The Final Frontier of The Third Place: Libraries

Sabine Carey & Mar Pelaez

5/16/20244 min read

In the past few years the concept of a “third place” has grown in popularity as many young Americans have grown disillusioned with the conditions of socialization in the 21st century. “Third Place,” a term coined in the 1980s by sociologist Ray Oldenburg, refers to “informal public gathering places… places where people come together, talk, relax, rejuvenate, and create special bonds.” It is a space that is separate from the home or the office. In modern times, most third places offered to us are online, restaurants, bars, and cafes — either places you find yourself isolated or expected to spend money. In a lot of places, there’s even a term for hanging out without spending money: loitering. And it’s often illegal. While there are some wonderful, local public outdoor spaces (although, not nearly enough), they aren’t always accessible. When you get down to it, libraries are one of the only places left where you can pass the time, meet up with friends, make connections, and more … without spending money.

Besides a space to just exist, libraries offer many benefits for communities across Connecticut. To understand exactly what is available in some of our CT libraries, we visited a few and spoke with their librarians. One common service offered was access to technology. Daniella from the New Britain Public Library pointed out that many of us take our internet access, computers, and stable Wi-Fi for granted, which the library can help provide. Access to a computer opens up so many doors for individuals, such as applying for jobs, doing school work, making a DMV appointment, and email access. Libraries work closely with their communities to offer free programs such as U.S. citizenship courses, literacy support, computer skill classes, passport services, tax help, and voter and election info. Of course, there’s every library’s claim to fame: a huge selection of books. For free. Books in many different skill levels, topics, and languages, all at your fingertips. Reading and access to knowledge are crucial to equip our communities to see life from different perspectives, provide an escape for some, and promote media literacy. When discussing our childhood relationship with libraries, it was there that we first dipped our toes into it autonomy. It was through perusing the kid and teen sections that we discovered our taste and slowly formed an identity… even if that identity was being obsessed with werewolves. While these sorts of resources aren’t part of the definition of what makes a third place, they make these spaces even more of an asset to our cities and towns. These additions make our libraries more than a place you can be, but a place where you can thrive.

While books are a draw in their own right, libraries are so much more than just a place to borrow books. Libraries are also a place to have fun and build community – the perfect encapsulation of the third places we so desperately lack. After visiting 4 libraries, every library we went to had a puzzle for anyone and everyone to join in on. A few libraries have recently adopted “maker spaces'' where adults and youth can learn different techniques with access to communal materials to create art. Many libraries have extensive youth programming, such as programs to encourage reading, storytimes for different ages, and fun workshops.
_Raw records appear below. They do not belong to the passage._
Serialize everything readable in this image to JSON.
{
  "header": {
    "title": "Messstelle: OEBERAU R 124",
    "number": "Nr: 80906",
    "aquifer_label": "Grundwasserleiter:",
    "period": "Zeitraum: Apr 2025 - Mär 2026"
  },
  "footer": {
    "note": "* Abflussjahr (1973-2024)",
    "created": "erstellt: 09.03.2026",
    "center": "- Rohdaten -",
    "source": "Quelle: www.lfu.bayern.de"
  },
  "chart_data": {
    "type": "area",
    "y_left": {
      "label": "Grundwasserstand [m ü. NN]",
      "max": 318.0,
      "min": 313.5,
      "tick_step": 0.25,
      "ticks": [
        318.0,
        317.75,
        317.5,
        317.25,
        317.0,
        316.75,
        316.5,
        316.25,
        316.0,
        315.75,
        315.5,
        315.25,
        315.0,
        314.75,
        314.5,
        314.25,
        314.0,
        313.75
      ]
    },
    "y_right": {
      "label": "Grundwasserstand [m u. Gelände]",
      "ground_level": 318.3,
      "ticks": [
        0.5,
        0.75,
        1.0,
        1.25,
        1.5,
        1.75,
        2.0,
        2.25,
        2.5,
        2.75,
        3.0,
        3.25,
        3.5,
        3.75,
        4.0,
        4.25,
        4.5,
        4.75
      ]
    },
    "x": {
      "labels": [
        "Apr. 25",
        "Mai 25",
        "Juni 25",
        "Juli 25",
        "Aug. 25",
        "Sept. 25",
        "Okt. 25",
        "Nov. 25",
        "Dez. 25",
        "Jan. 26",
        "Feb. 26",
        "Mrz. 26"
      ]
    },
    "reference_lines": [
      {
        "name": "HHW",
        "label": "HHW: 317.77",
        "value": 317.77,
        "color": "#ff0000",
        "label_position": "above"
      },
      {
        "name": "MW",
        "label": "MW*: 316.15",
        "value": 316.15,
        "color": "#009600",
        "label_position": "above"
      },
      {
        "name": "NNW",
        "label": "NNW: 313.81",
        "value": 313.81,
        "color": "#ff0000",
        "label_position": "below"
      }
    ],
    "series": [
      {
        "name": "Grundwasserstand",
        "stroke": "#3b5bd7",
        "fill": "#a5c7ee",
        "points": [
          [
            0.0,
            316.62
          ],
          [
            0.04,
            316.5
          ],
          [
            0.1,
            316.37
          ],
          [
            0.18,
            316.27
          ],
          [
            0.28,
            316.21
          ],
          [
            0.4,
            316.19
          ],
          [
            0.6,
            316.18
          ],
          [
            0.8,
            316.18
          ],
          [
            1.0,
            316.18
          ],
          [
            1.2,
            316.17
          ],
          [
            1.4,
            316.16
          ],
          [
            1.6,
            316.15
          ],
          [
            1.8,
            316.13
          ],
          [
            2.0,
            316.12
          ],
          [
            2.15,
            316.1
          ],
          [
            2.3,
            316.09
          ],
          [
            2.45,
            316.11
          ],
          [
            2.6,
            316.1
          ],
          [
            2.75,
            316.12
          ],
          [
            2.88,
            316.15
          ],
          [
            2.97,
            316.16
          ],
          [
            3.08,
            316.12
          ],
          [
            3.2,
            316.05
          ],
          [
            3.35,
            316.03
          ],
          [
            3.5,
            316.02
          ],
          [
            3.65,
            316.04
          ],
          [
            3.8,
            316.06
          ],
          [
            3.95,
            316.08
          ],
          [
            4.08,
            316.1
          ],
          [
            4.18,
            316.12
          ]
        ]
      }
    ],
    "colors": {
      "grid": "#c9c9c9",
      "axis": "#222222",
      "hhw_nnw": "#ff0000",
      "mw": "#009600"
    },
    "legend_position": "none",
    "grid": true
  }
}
These activities don’t necessarily have to be “productive” or “educational” either, they can be purely for pleasure.

The importance of a physical place to just be cannot be understated — where else can you find such diverse activities, community resources, and quiet spaces to spend time without spending money? But if we as community members don’t prove their usefulness, they will be taken away. Libraries are fighting an uphill battle to get funding, combat censorship through book banning, show the importance of print media, and promote critical thinking. Support your local library and preserve these public spaces. Get a library card, visit their book sales and fairs, hang out there with your friends, get involved in programming, and inquire about hosting your own events. Love your library, because it loves you.